Lonnie had only vaguely heard the voice above the General’s caterwauling and his own strangling sounds. Then he saw Frank Halliday step out onto the porch and move up to stand beside Chick Bohannon, fingers in the pockets of his brown wool vest, which he wore beneath a black, claw hammer frock coat. His shiny, five-pointed sheriff’s star was pinned to the lapel of his coat—up high where everybody could see it.
Pursing his lips, looking like a schoolmaster only mildly annoyed with the current bout of playground roughhousing, Halliday said, “Put him down.”
“Whatever you say, Sheriff.”
Grinning, Walleye released Lonnie’s legs. Lonnie dropped straight down and head first into the trough. His head struck the bottom of the trough, and then his legs splashed into the water, as well.

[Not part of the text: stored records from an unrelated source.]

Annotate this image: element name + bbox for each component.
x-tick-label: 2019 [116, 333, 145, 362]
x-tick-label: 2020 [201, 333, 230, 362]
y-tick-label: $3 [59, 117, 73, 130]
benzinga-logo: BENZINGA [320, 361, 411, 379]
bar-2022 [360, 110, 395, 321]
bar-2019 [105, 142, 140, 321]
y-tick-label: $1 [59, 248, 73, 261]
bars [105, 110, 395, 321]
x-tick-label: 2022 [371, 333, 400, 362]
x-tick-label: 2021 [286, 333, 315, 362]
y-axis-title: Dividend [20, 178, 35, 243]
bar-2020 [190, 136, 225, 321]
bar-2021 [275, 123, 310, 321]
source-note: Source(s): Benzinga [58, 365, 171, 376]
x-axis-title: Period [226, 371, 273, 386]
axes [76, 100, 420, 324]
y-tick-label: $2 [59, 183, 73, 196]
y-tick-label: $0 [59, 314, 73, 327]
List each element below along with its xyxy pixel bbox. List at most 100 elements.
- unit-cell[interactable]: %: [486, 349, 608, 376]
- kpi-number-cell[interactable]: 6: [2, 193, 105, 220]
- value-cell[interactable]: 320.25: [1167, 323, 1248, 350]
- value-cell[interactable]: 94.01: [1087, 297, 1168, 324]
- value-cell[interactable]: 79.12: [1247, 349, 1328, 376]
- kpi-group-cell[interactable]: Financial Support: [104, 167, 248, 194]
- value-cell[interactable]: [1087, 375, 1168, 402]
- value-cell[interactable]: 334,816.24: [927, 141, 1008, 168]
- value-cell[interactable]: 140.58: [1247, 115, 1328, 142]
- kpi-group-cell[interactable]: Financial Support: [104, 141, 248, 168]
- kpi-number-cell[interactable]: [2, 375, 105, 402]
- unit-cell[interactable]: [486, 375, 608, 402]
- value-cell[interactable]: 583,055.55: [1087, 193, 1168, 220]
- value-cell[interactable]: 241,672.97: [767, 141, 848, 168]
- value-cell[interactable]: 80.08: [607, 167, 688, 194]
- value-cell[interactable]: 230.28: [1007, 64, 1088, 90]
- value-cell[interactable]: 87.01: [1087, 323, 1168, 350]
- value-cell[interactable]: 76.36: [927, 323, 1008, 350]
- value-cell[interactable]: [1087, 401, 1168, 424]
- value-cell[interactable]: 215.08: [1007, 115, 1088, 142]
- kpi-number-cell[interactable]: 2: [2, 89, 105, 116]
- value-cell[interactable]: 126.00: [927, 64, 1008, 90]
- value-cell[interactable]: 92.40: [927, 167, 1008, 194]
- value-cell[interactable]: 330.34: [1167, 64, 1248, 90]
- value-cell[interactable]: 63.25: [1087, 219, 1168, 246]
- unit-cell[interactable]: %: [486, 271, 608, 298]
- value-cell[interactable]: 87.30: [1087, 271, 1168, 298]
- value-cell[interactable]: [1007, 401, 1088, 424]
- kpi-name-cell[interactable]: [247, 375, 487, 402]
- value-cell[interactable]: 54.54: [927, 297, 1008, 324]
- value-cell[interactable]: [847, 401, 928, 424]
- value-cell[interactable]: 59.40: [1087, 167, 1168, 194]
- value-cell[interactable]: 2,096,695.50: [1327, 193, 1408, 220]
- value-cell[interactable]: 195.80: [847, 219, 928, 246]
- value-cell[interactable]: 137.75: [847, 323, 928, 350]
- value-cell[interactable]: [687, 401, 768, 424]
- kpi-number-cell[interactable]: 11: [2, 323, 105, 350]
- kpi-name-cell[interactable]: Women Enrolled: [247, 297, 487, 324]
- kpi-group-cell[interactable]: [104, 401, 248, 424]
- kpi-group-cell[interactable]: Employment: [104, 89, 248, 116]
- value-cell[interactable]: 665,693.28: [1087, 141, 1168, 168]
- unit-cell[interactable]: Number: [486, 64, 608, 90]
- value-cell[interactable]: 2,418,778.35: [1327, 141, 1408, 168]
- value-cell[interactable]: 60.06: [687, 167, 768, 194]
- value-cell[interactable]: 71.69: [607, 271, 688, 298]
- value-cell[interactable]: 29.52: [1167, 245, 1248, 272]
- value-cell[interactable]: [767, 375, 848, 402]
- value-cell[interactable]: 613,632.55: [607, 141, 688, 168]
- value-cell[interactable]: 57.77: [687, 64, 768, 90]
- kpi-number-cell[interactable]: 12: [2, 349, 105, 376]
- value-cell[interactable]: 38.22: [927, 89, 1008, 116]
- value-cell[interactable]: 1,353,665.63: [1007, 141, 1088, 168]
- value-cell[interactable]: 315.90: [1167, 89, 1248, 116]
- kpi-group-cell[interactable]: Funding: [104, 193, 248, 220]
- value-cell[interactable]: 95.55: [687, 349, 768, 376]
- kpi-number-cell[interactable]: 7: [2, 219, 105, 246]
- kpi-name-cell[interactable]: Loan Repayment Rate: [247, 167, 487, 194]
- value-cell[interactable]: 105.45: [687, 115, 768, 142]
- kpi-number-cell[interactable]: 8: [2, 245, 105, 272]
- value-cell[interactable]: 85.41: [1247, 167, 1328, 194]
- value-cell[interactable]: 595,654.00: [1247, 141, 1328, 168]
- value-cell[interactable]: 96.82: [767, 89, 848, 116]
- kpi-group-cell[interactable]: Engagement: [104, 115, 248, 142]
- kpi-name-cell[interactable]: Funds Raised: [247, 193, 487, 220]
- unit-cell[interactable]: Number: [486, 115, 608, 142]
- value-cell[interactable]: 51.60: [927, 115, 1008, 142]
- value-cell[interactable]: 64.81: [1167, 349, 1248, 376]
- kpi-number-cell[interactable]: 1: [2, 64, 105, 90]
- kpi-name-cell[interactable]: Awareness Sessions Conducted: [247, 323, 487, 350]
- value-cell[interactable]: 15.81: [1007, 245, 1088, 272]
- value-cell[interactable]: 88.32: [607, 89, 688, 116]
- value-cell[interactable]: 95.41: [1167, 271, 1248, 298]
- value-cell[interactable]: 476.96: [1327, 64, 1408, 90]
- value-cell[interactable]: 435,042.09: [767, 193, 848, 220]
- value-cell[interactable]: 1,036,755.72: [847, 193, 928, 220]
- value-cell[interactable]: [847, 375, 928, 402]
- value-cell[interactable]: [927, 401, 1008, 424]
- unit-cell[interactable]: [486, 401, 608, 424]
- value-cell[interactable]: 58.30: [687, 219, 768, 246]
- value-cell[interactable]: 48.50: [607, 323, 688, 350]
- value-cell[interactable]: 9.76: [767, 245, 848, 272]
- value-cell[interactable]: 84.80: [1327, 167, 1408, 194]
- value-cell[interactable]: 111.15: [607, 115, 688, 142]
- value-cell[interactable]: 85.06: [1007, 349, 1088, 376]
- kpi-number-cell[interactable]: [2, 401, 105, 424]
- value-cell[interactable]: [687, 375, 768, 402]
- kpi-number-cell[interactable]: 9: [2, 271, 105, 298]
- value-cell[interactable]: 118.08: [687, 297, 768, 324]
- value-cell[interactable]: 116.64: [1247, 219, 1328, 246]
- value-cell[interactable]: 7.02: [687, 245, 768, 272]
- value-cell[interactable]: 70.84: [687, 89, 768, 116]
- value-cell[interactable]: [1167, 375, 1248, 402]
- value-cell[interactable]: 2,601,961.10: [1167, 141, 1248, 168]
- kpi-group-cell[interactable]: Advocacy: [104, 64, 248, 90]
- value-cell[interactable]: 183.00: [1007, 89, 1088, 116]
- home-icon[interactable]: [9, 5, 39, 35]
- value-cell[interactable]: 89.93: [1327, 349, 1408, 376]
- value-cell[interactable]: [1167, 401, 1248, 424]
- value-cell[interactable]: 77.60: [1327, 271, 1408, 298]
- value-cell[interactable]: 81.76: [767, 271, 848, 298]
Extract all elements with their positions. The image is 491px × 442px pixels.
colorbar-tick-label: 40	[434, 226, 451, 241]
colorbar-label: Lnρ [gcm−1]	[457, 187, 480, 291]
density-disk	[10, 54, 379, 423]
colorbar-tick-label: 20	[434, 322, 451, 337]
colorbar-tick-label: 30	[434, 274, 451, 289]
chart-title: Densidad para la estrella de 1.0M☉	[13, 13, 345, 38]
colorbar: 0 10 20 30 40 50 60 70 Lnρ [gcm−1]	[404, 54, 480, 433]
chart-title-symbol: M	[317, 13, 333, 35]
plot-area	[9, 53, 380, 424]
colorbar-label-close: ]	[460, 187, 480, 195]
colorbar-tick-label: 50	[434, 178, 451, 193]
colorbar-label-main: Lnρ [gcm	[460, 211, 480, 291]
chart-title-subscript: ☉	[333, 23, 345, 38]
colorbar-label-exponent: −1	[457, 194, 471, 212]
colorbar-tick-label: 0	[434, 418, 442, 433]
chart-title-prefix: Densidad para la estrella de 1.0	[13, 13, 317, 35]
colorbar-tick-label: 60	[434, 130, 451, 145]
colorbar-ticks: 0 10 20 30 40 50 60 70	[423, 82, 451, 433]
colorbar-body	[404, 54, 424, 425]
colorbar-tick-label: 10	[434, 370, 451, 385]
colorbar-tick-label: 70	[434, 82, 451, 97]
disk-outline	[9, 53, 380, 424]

He grabbed the trough’s wooden sides and heaved himself up and out of the water, strangling as he tried to rid his lungs of water while also trying to draw a breath, to keep from passing out. As the sunlit street grew dim around him, Lonnie crawled over the side of the trough, and dropped into the street. He rolled onto his belly and then rose onto his hands and knees, convulsing violently as he fought away the cold, wet hands of what felt like certain death.
As he did, he could feel the General’s hot breath against the back of his neck and the occasional, concerned touch of the buckskin’s prickly, rubbery snout.
“What’s this all about?” Frank Halliday wanted to know.
“The kid comes waltzin’ up here, bein’ a smart Mcgee, Sheriff,” said Chick Bohannon. “You know the Gentrys. Him an’ his ma think they’re really somethin’, when all May Gentry is is a Jane-about-the-mountains.”
“Prob’ly shackin’ up with another outlaw,” said Walleye.